2020 (up to October)
1. F-Secure............(4_______1)
2. Norton...............(6_______2)
3. Kaspersky.........(4_______5)
4. Avast..................(11______2)
5. Microsoft..........(24_____12)
6. Avira...................(27_____17)
7. McAfee..............(41______7)
8. TrendMicro......(4_____257)

The randomness of most AVs is obvious. For example:

• In the year 2019 F-Secure and Kaspersky were behind Avira and Microsoft. In the year 2020 the opposite is true.
• In the year 2019 Trend Micro was close to the top and in the year 2020 it was the last one.
• Only Norton was consistently close to the top and McAfee consistently close to the bottom.

 

[Andy Ful]

These tests are baffling me up to extreme. Trend Micro uses more aggressive reputation checks than Norton and what I see as results doesn't match the results on my tests at all. I am unsure to what the random factor is.

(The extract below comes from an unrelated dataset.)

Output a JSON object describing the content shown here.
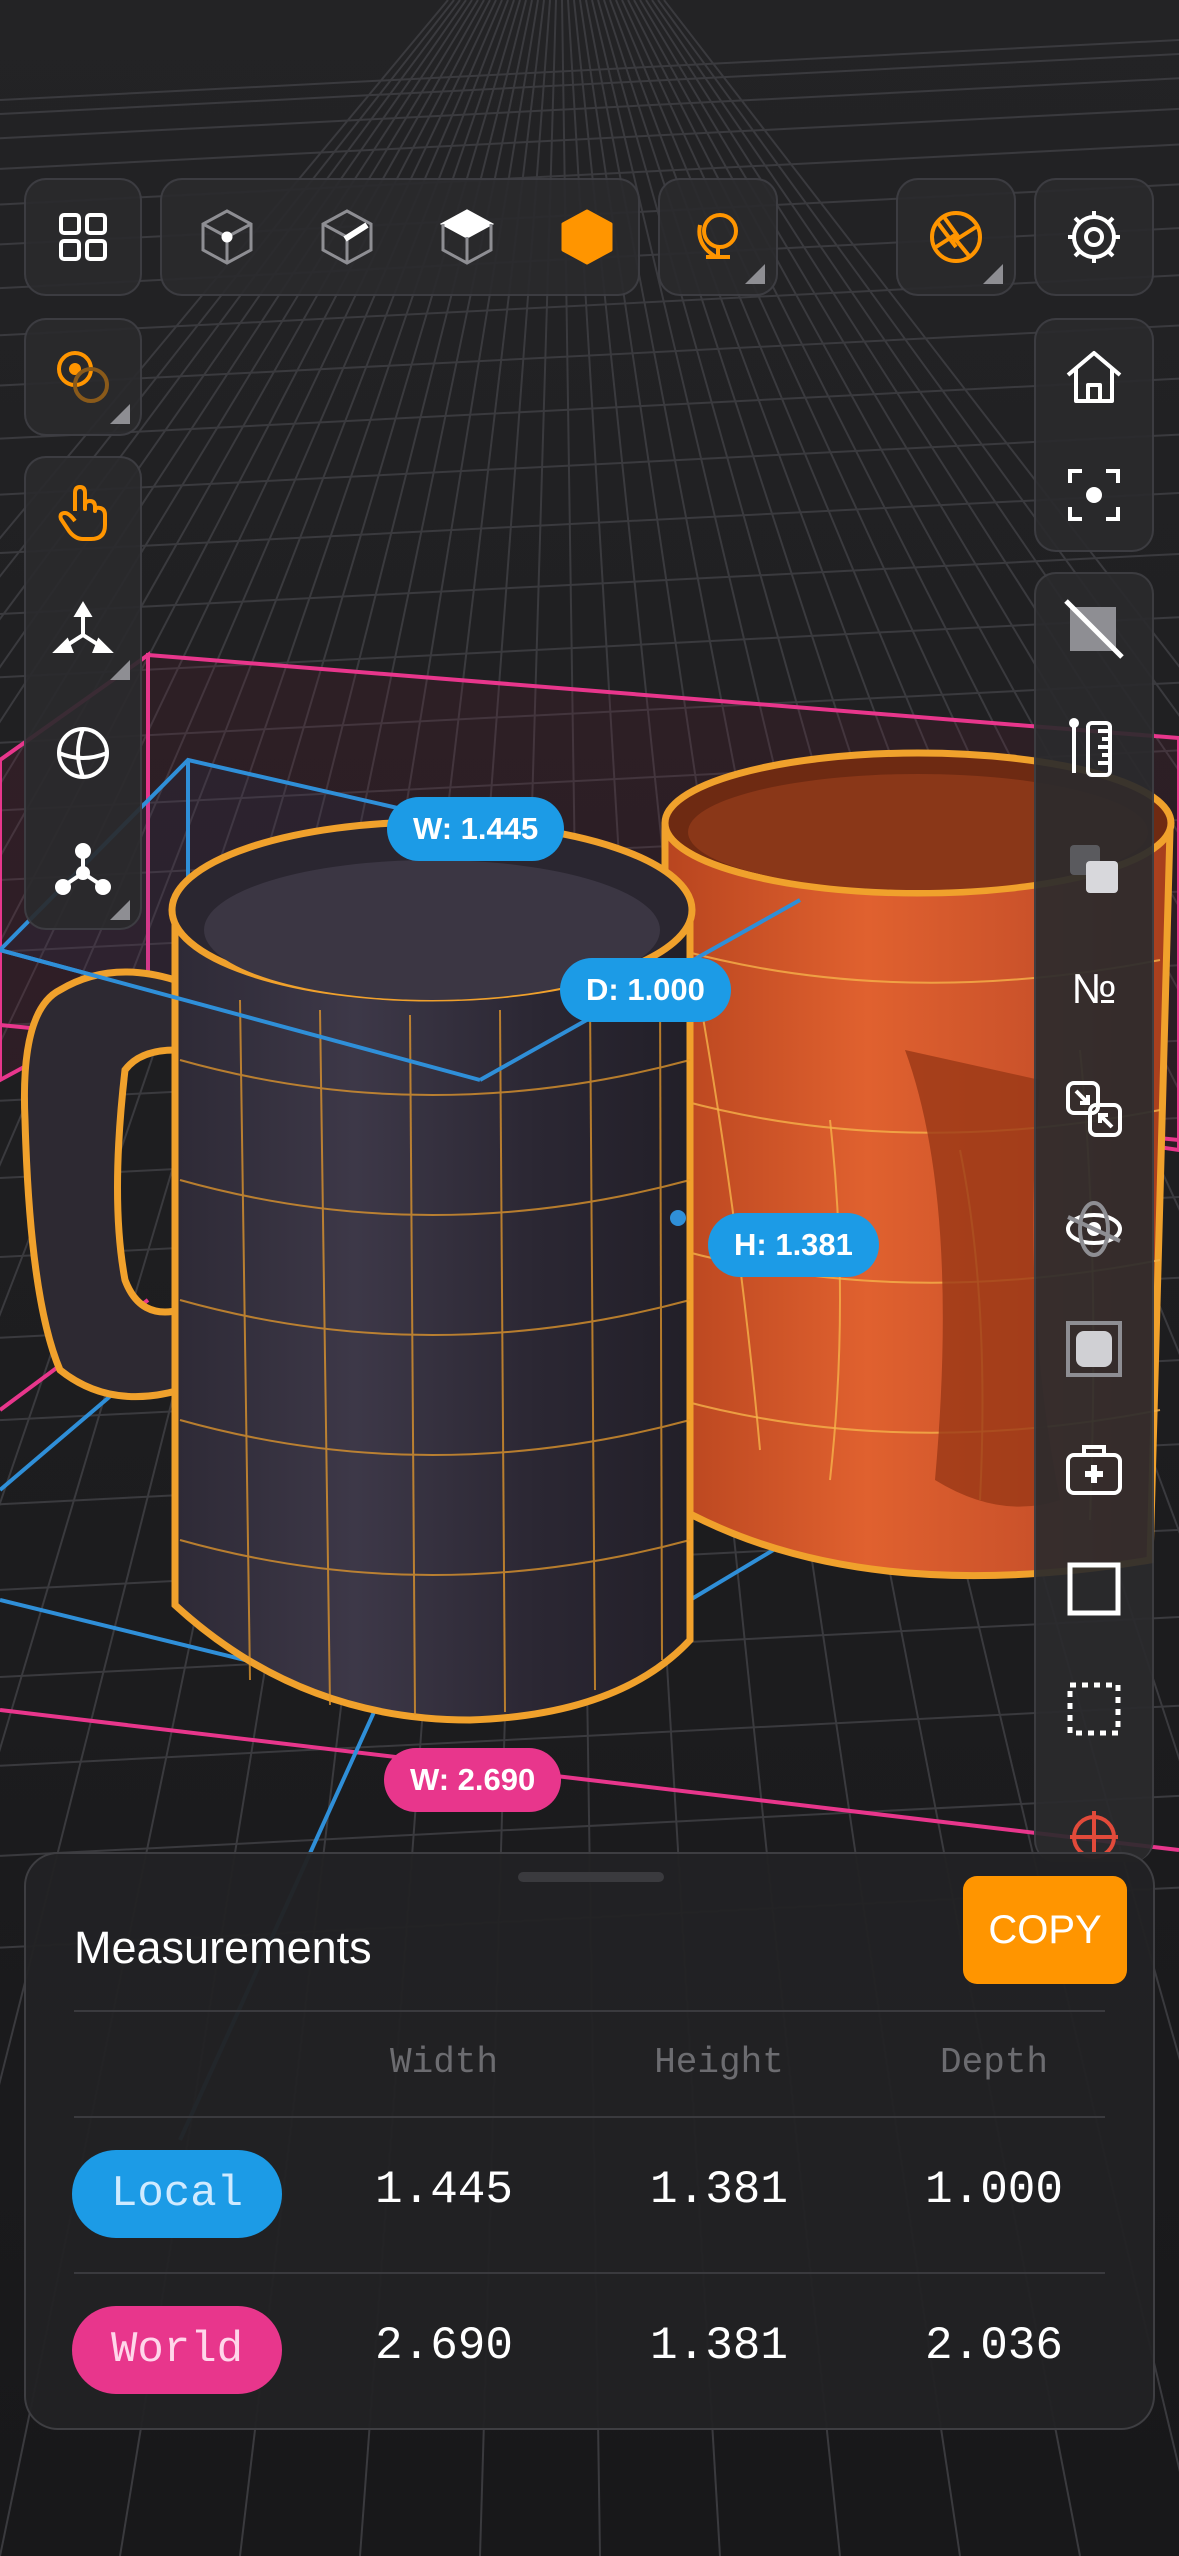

1. From time to time any AV can sporadically miss many samples. That is obvious when one chooses several thousands of samples (about 0.1% of samples in the wild) from several millions of samples.
2. In the year 2020 Trend Micro had the lowest false-positives rate among all AVs (and missed many samples). In the year 2019, the false-positives rate was the worst (and the protection was among the best).
3. If Trend Micro has got the top web-protection then the customers could be protected if the missed samples were web-originated in the wild. Other AVs (with worse web-protection) could be bypassed in 0-day in the wild, and when tested by AV-Comparatives in Malware Protection test, these samples could be already detected by signatures.

The test results cannot be easily translated to the AV protection in the wild.